From fast-tracking crucial research to supporting remote learning, publishers are responding to COVID-19.
The following is a summary of actions taken by publishers throughout the ongoing COVID-19 pandemic. Under each heading, you will find a summary and examples of specific areas of activity from academic, consumer and education publishers. If you would like to learn more about any of the following initiatives or add examples to this resource, please get in touch with Eliza: email@example.com.
Many of our members have made vital research and data related to the COVID-19 outbreak immediately available and freely accessible online and many are signatories of the Wellcome Trust Coronavirus consensus statement.
Our academic members are also working with the White House Office of Science and Technology to make all relevant global research immediately available in one place (such as the National Library of Medicine, PubMed Central and other publicly funded repositories such as the World Health Organization (WHO) COVID database).
Many publishers have centralised and made freely available all relevant research related to the coronavirus online, including content from online resources and leading journals, to assist researchers, medical professionals, policy makers and others who are working to address the pandemic.

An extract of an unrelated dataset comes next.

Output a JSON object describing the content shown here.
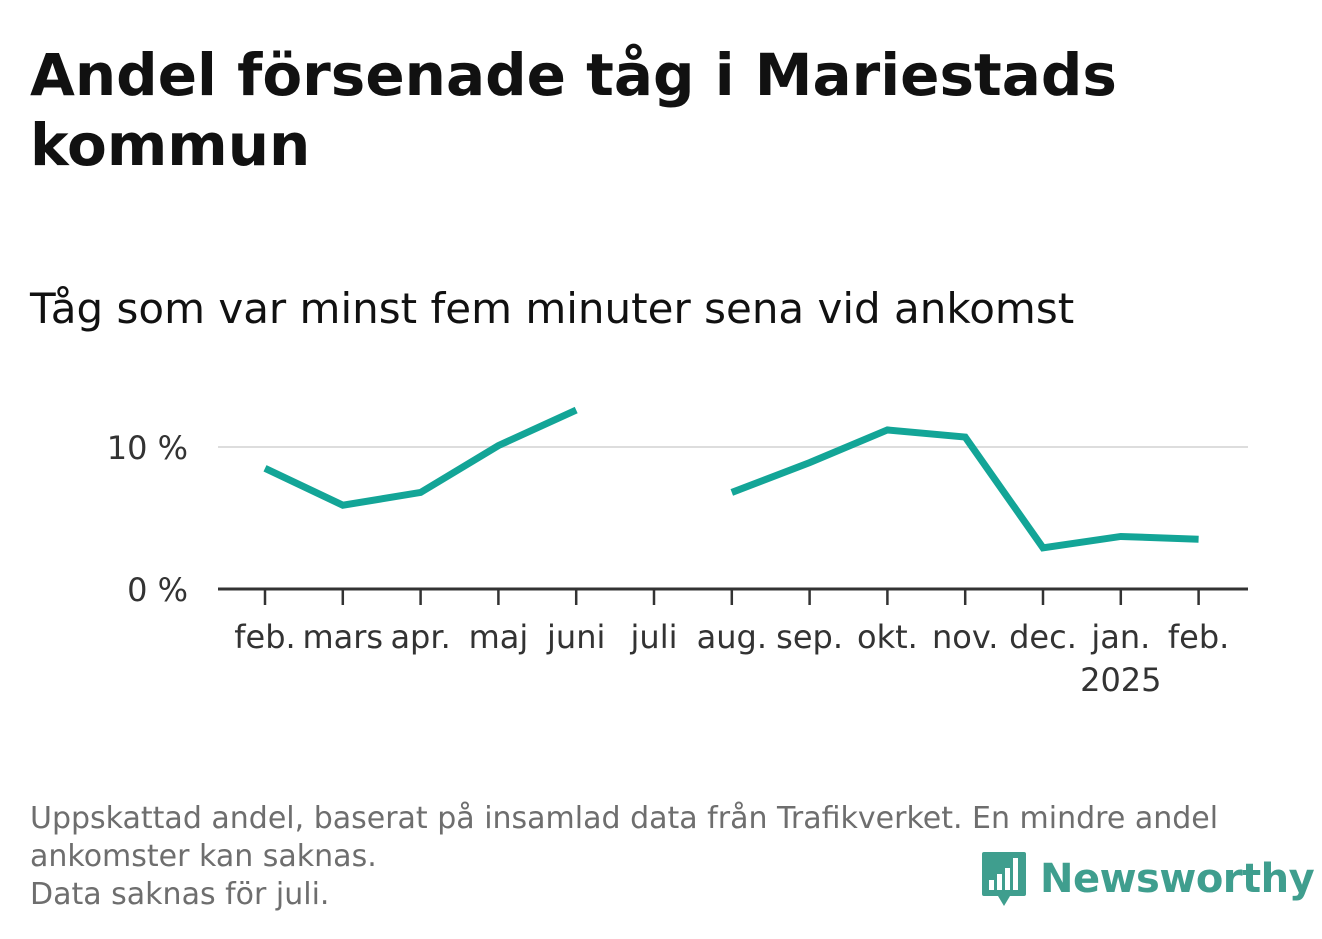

F1000Research has created a dedicated Gateway to showcase research published in this area, including preprints, to ensure immediate access to the latest research developments. Springer Nature are also working with the Allen Institute for AI to enable their content to be used in their Semantic Scholar application and by the wider scientific community.
Many publishers (Oxford University Press, Springer Nature, Taylor & Francis, Wiley and SAGE) are signatories of the Wellcome Trust consensus statement to share research data and findings relevant to the novel coronavirus (COVID-19) outbreak.
Major academic publishers (including Elsevier, Springer Nature, Taylor & Francis, and Wiley) are working closely with the White House Office of Science and Technology, responding to the call for all COVID-19 related research and data to be made immediately available.
Many have done so via PubMed Central, the archive of biomedical and life science at the US National Institutes of Health’s National Library of Medicine. and other publicly funded repositories such as the WHO COVID database. All this information is open for full text and data mining and without any limitations for as long as needed while the public health emergency is ongoing.
Academic publishers have also prioritised the rapid publication of COVID-19 related research materials to accelerate access to the latest knowledge for researchers.
To support remote learning, academic publishers have also granted free access to many online resources for students and academic staff. This includes free online textbooks and online learning solutions. Academic publishers are also continually in contact with library staff to ensure their institutions have sufficient access to online resources.
Many publishers are working to ensure that students (who no longer have access to physical library resources because their campus is closed) can access core textbooks online.
Publishers are ensuring that medical, media and legal professionals have access to high quality, up-to-date information about coronavirus.
Consumer publishers have made many books and learning resources freely available online, to support home-schooling and to provide entertainment for socially-distancing customers.
Many consumer publishers have also partnered with charitable or not-for-profit organisations to make sure books and learning resources reach those in need. Partners include the Reading Agency, Book Trust, National Literacy Trust and Neighbourly.
In support of bookshops, consumer publishers have so far pledged financial support and promoted the importance of book buying on social media. Publishers will continue to work closely with the Booksellers Association to find other practical ways to support the bookselling industry.
Authors and illustrators are the lifeblood of the publishing industry and making sure they are supported is of paramount importance to publishers at this time. Consumer publishers are therefore running several initiatives to this effect such as online book launches and maintaining talent discovery programmes for new and debut writers.
Many education publishers have made primary, secondary and revision learning resources freely available online. These free resources include ebooks for students and interactive learning tools.
Education members are also assisting teachers and students as they move to remote learning. This help includes blogs and guides to learning from home, as well as online support networks. Also on offer is specific guidance for teachers in areas such as running virtual classrooms, lesson planning and professional development.
Some education members are releasing guides for parents as they home-school their children. These include sample home-school planners, for example. Additionally, many members have released guidance on topics such as mindfulness and wellbeing, to help individuals through this uncertain and unusual time.